Come mangiare il miele per la tosse? Ecco il trucco della nonna

Il miele è un alimento prodotto dalle api che parte dal nettare o dalla melata, escreto dalle ghiandole nettarifere presenti all’interno dei fiori ma anche all’esterno. Il nettare viene raccolto, trasformato, disidratato e immagazzinato nel favo; viene usato come nutrimento delle api nei periodi invernali.

I principali componenti del miele sono: il glucosio, l’acqua, il fruttosio e i sali minerali. Sono presenti in quantità variabile anche gli zuccheri; la presenza del fruttosio gli dona un potere dolcificante molto più raffinato dello zucchero e costituisce inoltre una fortissima fonte di energia per il nostro organismo.
Il miele contiene anche la presenza di oligoelementi come il rame, lo iodio, il manganese, il ferro e vitamine quali A, E, K e C.

Nella medicina erboristica, il miele è consigliato per la cura del sistema cutaneo in quanto favorisce cicatrizzazione e idratazione, del sistema nervoso perché migliora il sonno e la concentrazione, dell’apparato digerente poiché regolarizza l’attività escretoria dei succhi gastrici e della flora batterica e dell’apparato respiratorio contro la tosse e il catarro.
Alcuni studi hanno dimostrato quanto il miele sia efficace per mal di gola e tosse fastidiosa, che sia secca o grassa, essendo in grado anche di ridurre la frequenza degli attacchi, vediamo insieme come mangiarlo.

Il classico rimedio della nonna è mangiare il miele con una bella tazza di latte caldo e berlo tutto d’un sorso la sera prima di andare a letto ma va benissimo anche mangiare un cucchiaino da solo o farlo sciogliere in un bicchiere d’acqua tiepida con qualche goccia di limone.

Per la tosse secca, il miele migliore da assumere è quello biologico, artigianale e grezzo con proprietà antiossidanti benefiche tra cui ci sono il miele di castagno, di eucalipto e di timo; è ottimo anche il miele con zenzero biologico che risulta avere una buona azione infiammatoria.

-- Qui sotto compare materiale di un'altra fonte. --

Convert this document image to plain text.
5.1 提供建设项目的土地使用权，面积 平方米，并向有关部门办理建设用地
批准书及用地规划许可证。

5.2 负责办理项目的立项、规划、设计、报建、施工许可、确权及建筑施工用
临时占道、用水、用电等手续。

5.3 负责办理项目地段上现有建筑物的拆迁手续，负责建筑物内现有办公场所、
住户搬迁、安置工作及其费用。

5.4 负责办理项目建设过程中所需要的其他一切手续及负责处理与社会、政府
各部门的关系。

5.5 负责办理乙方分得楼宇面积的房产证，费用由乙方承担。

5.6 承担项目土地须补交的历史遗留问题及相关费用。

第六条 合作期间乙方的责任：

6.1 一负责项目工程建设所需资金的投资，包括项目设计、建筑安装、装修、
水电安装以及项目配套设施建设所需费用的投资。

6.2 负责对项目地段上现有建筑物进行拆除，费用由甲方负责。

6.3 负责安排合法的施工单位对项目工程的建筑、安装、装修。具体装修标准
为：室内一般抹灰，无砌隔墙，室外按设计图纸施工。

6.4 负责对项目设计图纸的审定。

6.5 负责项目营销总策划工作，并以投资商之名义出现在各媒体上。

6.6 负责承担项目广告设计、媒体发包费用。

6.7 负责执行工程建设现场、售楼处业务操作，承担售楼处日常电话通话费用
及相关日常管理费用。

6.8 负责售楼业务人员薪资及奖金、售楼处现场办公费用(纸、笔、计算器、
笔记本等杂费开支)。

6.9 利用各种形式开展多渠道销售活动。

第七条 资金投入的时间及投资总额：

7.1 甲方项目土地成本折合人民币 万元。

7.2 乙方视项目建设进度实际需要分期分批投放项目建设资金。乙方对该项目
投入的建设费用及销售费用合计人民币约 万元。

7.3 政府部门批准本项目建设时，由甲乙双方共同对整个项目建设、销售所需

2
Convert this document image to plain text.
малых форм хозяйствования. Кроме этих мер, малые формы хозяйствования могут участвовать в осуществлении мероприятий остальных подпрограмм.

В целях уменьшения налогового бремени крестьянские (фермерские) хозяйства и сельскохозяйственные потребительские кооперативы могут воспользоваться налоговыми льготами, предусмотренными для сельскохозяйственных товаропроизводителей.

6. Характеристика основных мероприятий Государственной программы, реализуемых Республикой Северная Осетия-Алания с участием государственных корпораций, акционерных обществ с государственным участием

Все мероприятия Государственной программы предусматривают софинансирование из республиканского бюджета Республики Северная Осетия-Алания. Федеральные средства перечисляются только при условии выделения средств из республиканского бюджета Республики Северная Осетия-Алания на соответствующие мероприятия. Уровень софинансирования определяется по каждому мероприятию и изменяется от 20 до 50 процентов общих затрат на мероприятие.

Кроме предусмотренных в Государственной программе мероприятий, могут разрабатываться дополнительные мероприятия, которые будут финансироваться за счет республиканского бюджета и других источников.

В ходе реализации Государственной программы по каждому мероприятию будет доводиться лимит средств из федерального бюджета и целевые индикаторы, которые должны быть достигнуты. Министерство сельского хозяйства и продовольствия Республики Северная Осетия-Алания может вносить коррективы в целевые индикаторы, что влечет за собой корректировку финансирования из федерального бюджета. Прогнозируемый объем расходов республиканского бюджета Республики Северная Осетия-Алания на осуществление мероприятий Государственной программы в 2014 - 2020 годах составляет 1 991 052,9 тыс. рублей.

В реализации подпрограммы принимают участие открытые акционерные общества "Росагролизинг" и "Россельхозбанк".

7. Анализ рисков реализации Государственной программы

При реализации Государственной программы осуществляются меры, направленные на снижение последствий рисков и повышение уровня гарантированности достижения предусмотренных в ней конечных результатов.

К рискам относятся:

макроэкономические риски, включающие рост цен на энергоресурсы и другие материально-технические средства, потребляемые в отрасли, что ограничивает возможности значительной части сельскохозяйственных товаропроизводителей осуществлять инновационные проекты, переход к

In caso di tosse grassa e quindi di grandi quantità di catarro da eliminare è consigliato invece un miele balsamico biologico extraforte.

E’ importante sapere infatti che non tutti i mieli hanno queste componenti preziose proveniente dalle stesse pianti e stesse api, nei prodotti in commercio ad esempio sono spesso irrisori o completamente assenti.